Vi è mai capitato di stare male quando entrate in un edificio, specialmente se l’edificio è di nuova o recente costruzione? Potrebbe essere una semplice irritazione agli occhi, oppure fastidi alle vie aeree, un’irritazione della pelle, oppure tosse, senso di oppressione, sensazioni di nausea o torpore, fino al mal di testa… Probabilmente non si tratta dei primi sintomi di un disturbo stagionale, ma di SBS (Sick Building Syndrome), la cosiddetta “Sindrome da edificio malato”, una malattia tutta moderna che deriva dall’insalubrità degli edifici. E considerando che la maggior parte di noi trascorre il 90% della propria giornata all’interno di un edifici… forse dovrebbe importarci qualcosa, soprattutto perché siamo abituati a pensare che le minacce e i pericoli arrivino sempre dall’esterno. Ma se il pericolo fosse invece in casa, il nostro rifugio, o nell’ufficio al posto di lavoro?

LE CAUSE DELLA SBS

Le cause della SBS sono principalmente da imputare alla presenta di inquinamento all’interno degli edifici e delle case, dovuto a emanazioni inquinanti come i VOC (Volatile Organic Compound in inglese, COV – Composti Organici Volatili -  in italiano), la formaldeide o il radon. L’aria che respiriamo ci nutre, ed essendo un nutriente fondamentale, ciò che contiene e veicola condiziona il nostro stato di salute. Ma il vero problema è che passiamo troppo tempo al chiuso, in ambienti artificiali, illudendoci che questo ci protegga dalle minacce dell’esterno. E così viviamo costantemente immersi da agenti chimici (come solventi, ritardanti di fiamma, termicidi, ecc…), e le case coibentate moderne, che spesso non hanno un impianto di filtraggio o di ventilazione, rendono il problema ancor più grave.

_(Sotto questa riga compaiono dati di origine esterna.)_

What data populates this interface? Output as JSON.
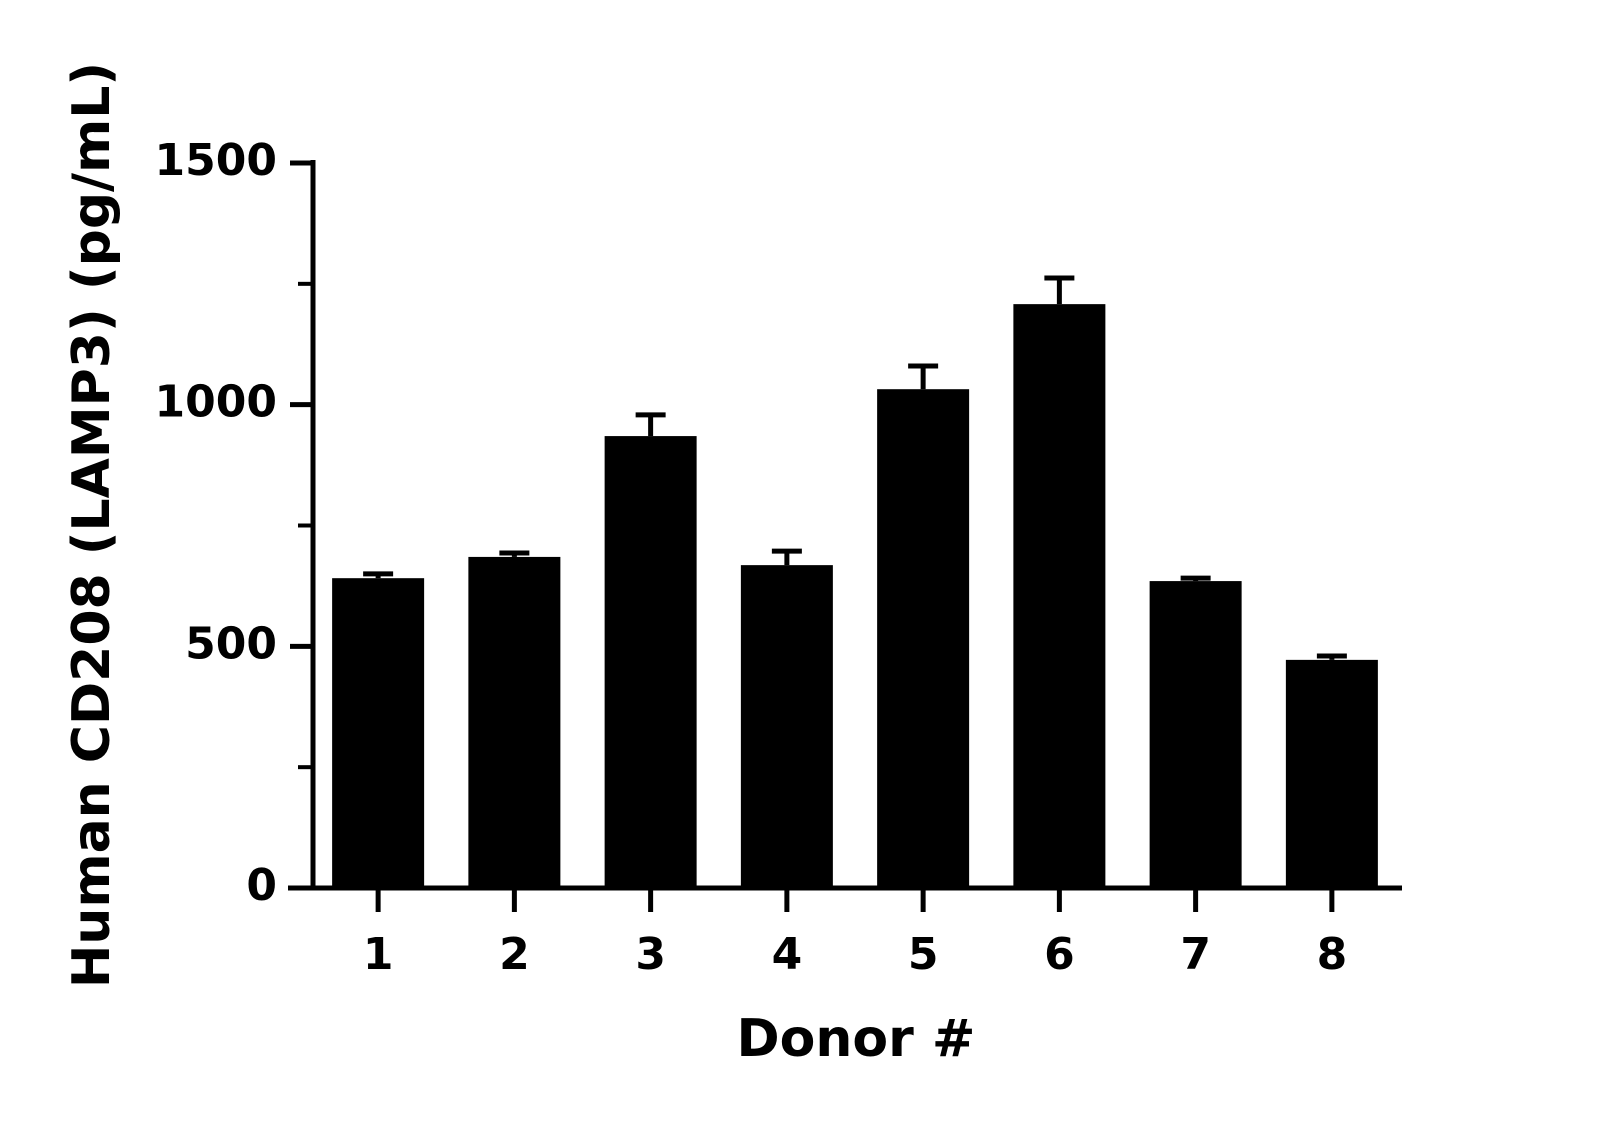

CHE ARIA RESPIRIAMO IN CASA?

Respiriamo aria stagnante, innanzitutto, che somma gli effetti della combustione dei fornelli, detersivi, i profumi e i “deodoranti” per la casa, le vernici… La polvere domestica, per di più, è un vettore privilegiato di tutte le sostanze tossiche provenienti dall’esterno o emanate, oltre che dai fenomeni di combustione di fornelli e stufe, dai beni di consumo più comuni. Come i computer, gli elettrodomestici, i giocattoli per bambini…

Ma anche i mobili e gli articoli di arredamento sono assemblati o trattati con colle, resine, pitture o impregnanti di origine petrolchimica che rilasciano particelle nocive nell’aria.

CHE FARE?

Innanzitutto, cercate di orientarvi verso l’acquisto di materiali naturali che non impieghino formaldeide e che non siano trattati con vernici contenenti metalli pesanti che si liberano nell’aria. Evitate anche i materiali di arredo sintetici, come quelli in plastica o le moquette, che accumulano le polveri e le sostanze nocive. Il clima caldo e umido delle case, poi, favorisce di per sé il moltiplicarsi di acari e muffe.

E IN CAMERA DA LETTO…

Sconsigliati i materassi a molle riempiti di materiali sintetici: meglio la schiuma di lattice, purché sia naturale certificato. La cosa migliore, va da sé resta il vecchio materasso o futon in lana o in falde di cotone non sbiancato, ideale per i bimbi. Ovviamente la manutenzione del materasso in lana richiede maggiore manutenzione, ma i benefici in termini di benessere ne valgono la pena.